I get the independence thing. I chose to leave a cushy ‘parent sponsored’ life to work 2 jobs and live in pretty meager digs with a hand to mouth existance and put myself through college. It was emotionally satisfying at the time & in retrospect. However, thanks to grants & savings and a couple of semester gaps to save up I didn’t graduate owing any money. With the rising cost of college & living expenses versus what a low level job pays, I don’t know if that’s a viable option anymore.

My oldest is almost 17. If he had an equation that working so well for him and was age appropriate and wanted to move out, I wouldn’t want him to do it either. I wouldn’t stop him, but I wouldn’t be happy, either.

The OP is 19ish, doing really well in first semester in school, holding down a job while doing it and saving money in the process. He has got something that working for him and is moving him forward in all the really important areas.

I my be biased, but at this age school should be #1 priority. What if classes get harder and he needs a semester to work fewer hours? What if he loses this job and gets one (because he has to) that conflicts with his schedule half-way through the semester? I’ve seen great students just get felled by circumstances beyond their control and seen how hard it is to recover, academically, from it.

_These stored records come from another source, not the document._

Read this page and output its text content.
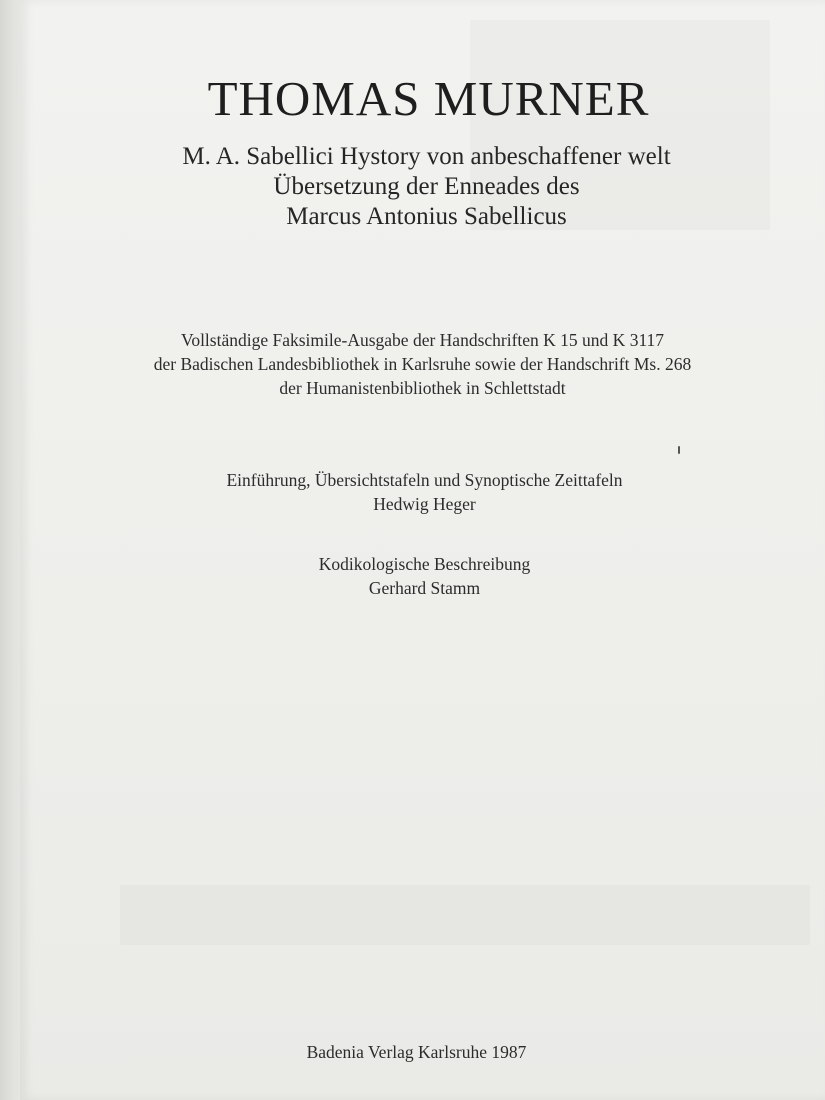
THOMAS MURNER
M. A. Sabellici Hystory von anbeschaffener welt
Übersetzung der Enneades des
Marcus Antonius Sabellicus
Vollständige Faksimile-Ausgabe der Handschriften K 15 und K 3117
der Badischen Landesbibliothek in Karlsruhe sowie der Handschrift Ms. 268
der Humanistenbibliothek in Schlettstadt
Einführung, Übersichtstafeln und Synoptische Zeittafeln
Hedwig Heger
Kodikologische Beschreibung
Gerhard Stamm
Badenia Verlag Karlsruhe 1987
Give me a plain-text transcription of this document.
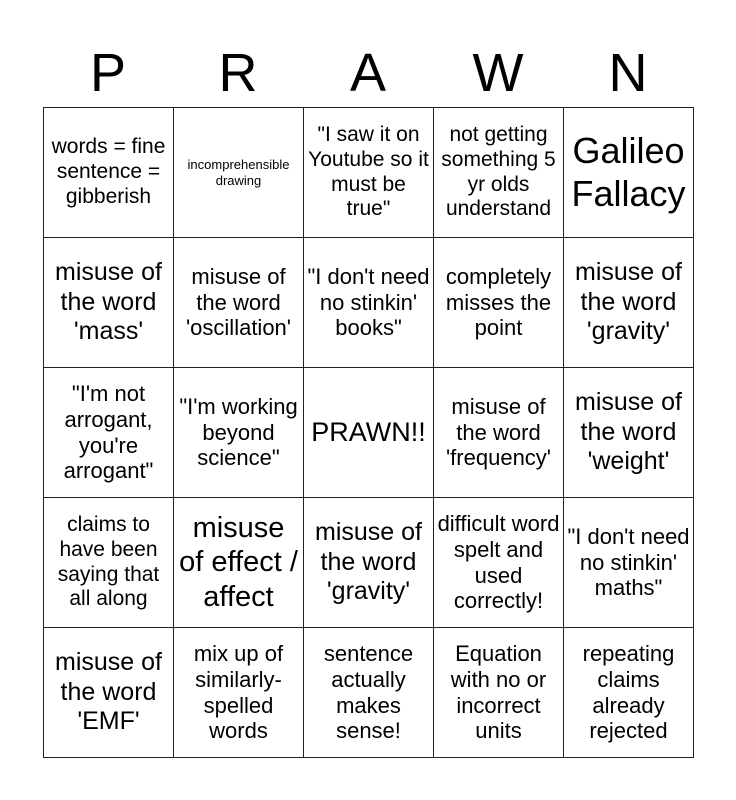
P	R	A	W	N
words = fine sentence = gibberish	incomprehensible drawing	"I saw it on Youtube so it must be true"	not getting something 5 yr olds understand	Galileo Fallacy
misuse of the word 'mass'	misuse of the word 'oscillation'	"I don't need no stinkin' books"	completely misses the point	misuse of the word 'gravity'
"I'm not arrogant, you're arrogant"	"I'm working beyond science"	PRAWN!!	misuse of the word 'frequency'	misuse of the word 'weight'
claims to have been saying that all along	misuse of effect / affect	misuse of the word 'gravity'	difficult word spelt and used correctly!	"I don't need no stinkin' maths"
misuse of the word 'EMF'	mix up of similarly-spelled words	sentence actually makes sense!	Equation with no or incorrect units	repeating claims already rejected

OP sounds like he’s mature, goal oriented, level-headed and things are working well for him. Revisit this in a year, or when he goes to university.

For what it’s worth…

After college, I moved back in with my parents for three or four years.
It wasn’t easy at times, but roommates often aren’t. :slight_smile:

I was able to save a lot of money. They treated me like an adult, and I learned a good bit about living in the real world, while having the ultimate safety net.

When I finally moved out, I was making more than enough money to live on, and already had savings to fall back on. I was about to put down a very nice down payment on a house.

Not having debt at that point, and being able to save up for a while…really helped me get my adult life going in style, financially. I’m forever thankful to them for giving me the opportunity.
-D/a

Generally, school gets harder semester by semester, requiring more of your time and work. I’m sure there are a lot of people who will anecdotally say this wasn’t the case for them, but you have to consider that that is, at least, the idea behind your curriculum and it might trip you up later.

I think you’re on the right track, but it doesn’t sound like you are really in the best position to move out right now. Keep the living situation as-is and save up more money, and perhaps move out when you transfer to the university. I know it feels like forever, but it’s only a year and a half, and I think you’ll be in a better financial position then.

Depending on the layout of your house and/or your routine with your parents you might be able to achieve a little more independence just by discussing the “house rules” with them and adapting them. If you are still being treated like you are 13 or 16 or whatever, it might be time to see what you can change. Is there a finished basement bedroom/living space that you can use as yours, to give you a bit more privacy? Do you currently have a curfew that can be adapted? How do you contribute to the household, and can some of that change from “child” to “adult” contributions?

Good luck!

I lived at home through college, and graduated without debt. That was the trade-off, and it was worthwhile. It helped that my mother traveled for business a lot, and I had the place to myself for weeks at a time.